Were there other ways of surviving? Survivors proved there were. And a little simple thought would have given some answers. Take all the money that was sunk into one hole-in-the-ground after another, barrel it up, and fund a research program with it. Take your pick of research objectives, active or passive: a) Go after the causes of such insane behavior as the Clean Slate War was clearly going to be, or b) build real and functioning force fields.
But the ancients, though full to the bung with the learning we now call Classical, were not really very accomplished at simple thought. Instead, they had luck—which accounted for survivors of the Clean Slate War—and Survivalists—which didn’t, much.
Our Norman was a Survivalist.
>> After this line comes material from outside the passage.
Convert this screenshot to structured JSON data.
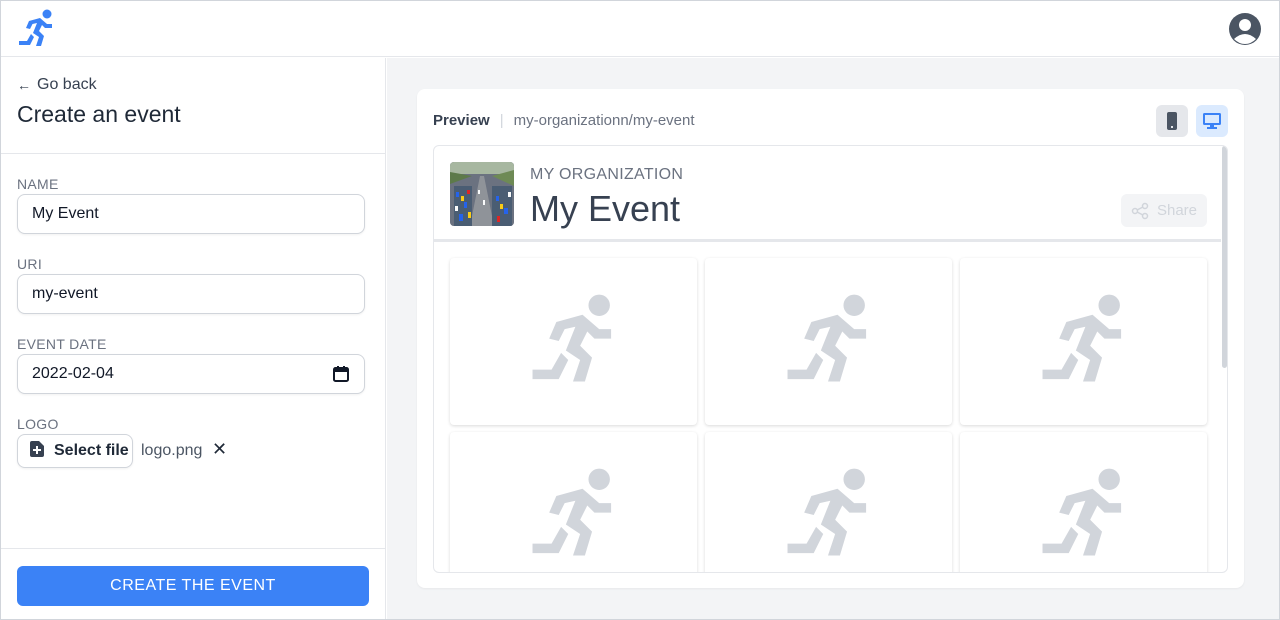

He had died in his armored hole. We now think he had had a heart attack, after having lived down there for about two years. I think I might have had one, or an attack of something, possibly suicide, after less time than that. Nor was this the end of his troubles.
His air-machinery was temperature and humidity-controlled, of course. The humidity control went out about three months after Norman died. The air became very, very dry.
When the pie was opened—nearly three hundred years later, because Uta, whatever it was back then, is a fairly isolated place now, and though there are always archaeological search teams, there are not all that many, nor are they all that well-funded—when the pie was opened, there was Norman, dry as a mummy and almost as well preserved. And there were his artifacts, also fairly well preserved, considering, by the unlivable climate inside Norman’s armored hole—though he’d tried, with some success, to do some extra preserving of some artifacts. Not sensibly—that would have been too much to ask of Norman W. Nechs, or probably of any Survivalist—but with great, even showy, dedication.
One of those artifacts, according to the discoverers, was a manuscript, nicely sealed in a mostly-nitrogen atmosphere, in a large, vacuum-sealed barrel of sorts, by Robert Anson Heinlein. It was entitled The Stone Pillow.